I took a deep breath as the judge called the first case — a crying baby, no more than eight months old, one of the thousands of unaccompanied minors in immigration court during the Central America border surge. The judge glared at me while trying to figure out how to get an infant on the official court record.
Before then, as a senior adviser at the State Department under Secretary Hillary Clinton, I listened to government officials in Central America express frustration about our mass deportation of hardened criminals, many of whom spoke little Spanish. These native sons and daughters had learned violence on the streets of L.A., and continued the cycle of violence on their return.
Donald Trump portrays America under Obama and Clinton as a lawless nation that allows all criminal immigrants to stay in the country. But his fear tactics distort the reality. I worked alongside ordinary civil servants looking for humane ways to focus our deportation efforts on national security threats, known gang members, violent criminals and recent arrivals to the U.S.
Trump’s hallmark policy is a border wall that he insists Mexico will finance. It would fail miserably. As an ICE officer, I visited the wall along the San Diego and Tijuana border, and saw portions blasted by smugglers only to be rebuilt over and over on the taxpayers’ dime. How many times would Trump try to rebuild his multibillion dollar wall? Once? Ten times?
The steps we really need are in the direction of improved technology, increased resources and reliance on old-fashioned American ingenuity.
In contrast to Trump’s wall-centered policy, Clinton promises to push for comprehensive immigration reform in her first 100 days in office.
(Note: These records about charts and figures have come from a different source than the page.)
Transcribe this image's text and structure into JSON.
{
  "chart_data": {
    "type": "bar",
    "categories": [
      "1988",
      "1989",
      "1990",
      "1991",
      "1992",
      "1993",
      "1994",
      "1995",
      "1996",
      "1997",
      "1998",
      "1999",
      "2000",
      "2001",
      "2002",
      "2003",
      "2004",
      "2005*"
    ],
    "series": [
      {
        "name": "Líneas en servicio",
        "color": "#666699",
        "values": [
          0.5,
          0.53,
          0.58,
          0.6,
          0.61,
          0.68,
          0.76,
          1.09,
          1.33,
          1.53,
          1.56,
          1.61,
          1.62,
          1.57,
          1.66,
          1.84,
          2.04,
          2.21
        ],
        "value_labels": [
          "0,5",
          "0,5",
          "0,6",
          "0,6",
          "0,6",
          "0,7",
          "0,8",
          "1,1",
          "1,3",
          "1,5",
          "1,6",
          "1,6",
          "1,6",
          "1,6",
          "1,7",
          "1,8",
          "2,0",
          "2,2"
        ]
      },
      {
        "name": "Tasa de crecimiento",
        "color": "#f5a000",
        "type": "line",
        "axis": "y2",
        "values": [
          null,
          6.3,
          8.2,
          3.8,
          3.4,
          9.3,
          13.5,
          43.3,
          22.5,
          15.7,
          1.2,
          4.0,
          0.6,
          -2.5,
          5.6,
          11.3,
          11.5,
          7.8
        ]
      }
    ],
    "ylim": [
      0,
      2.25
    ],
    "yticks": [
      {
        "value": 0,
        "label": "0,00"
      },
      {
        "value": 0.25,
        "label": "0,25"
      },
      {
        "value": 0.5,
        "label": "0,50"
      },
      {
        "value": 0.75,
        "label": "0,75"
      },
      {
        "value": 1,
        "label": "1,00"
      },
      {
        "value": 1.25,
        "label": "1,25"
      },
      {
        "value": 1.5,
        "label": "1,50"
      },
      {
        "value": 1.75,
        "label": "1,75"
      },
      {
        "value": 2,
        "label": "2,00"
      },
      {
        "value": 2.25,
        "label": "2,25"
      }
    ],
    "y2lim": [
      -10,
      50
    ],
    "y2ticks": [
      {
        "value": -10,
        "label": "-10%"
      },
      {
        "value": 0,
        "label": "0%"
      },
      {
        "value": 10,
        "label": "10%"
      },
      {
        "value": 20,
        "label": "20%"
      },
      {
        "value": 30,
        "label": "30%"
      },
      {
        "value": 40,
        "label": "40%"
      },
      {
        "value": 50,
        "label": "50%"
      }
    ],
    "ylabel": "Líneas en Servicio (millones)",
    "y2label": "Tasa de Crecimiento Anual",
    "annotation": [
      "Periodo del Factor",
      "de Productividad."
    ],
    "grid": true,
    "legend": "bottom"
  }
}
She has also vowed to defend Obama’s executive actions to keep families together, and ensure that violent criminals are detained and deported.
After being part of ICE, I decided that nobody “wins” or “loses” in immigration court — but everyone leaves feeling scarred. Our system has been overly politicized and our laws are inadequate, forcing certain immigrants into court because there is no ability to seek relief elsewhere. People can languish for years on simple administrative issues that could be solved if only they had the right to an attorney. Finally, our immigration judges are doing Herculean work that remains underfunded and underappreciated.
If we are going to fix our immigration system, we need a president who understands the gravity and complexity of the problem. For this former ICE official, the choice is clear.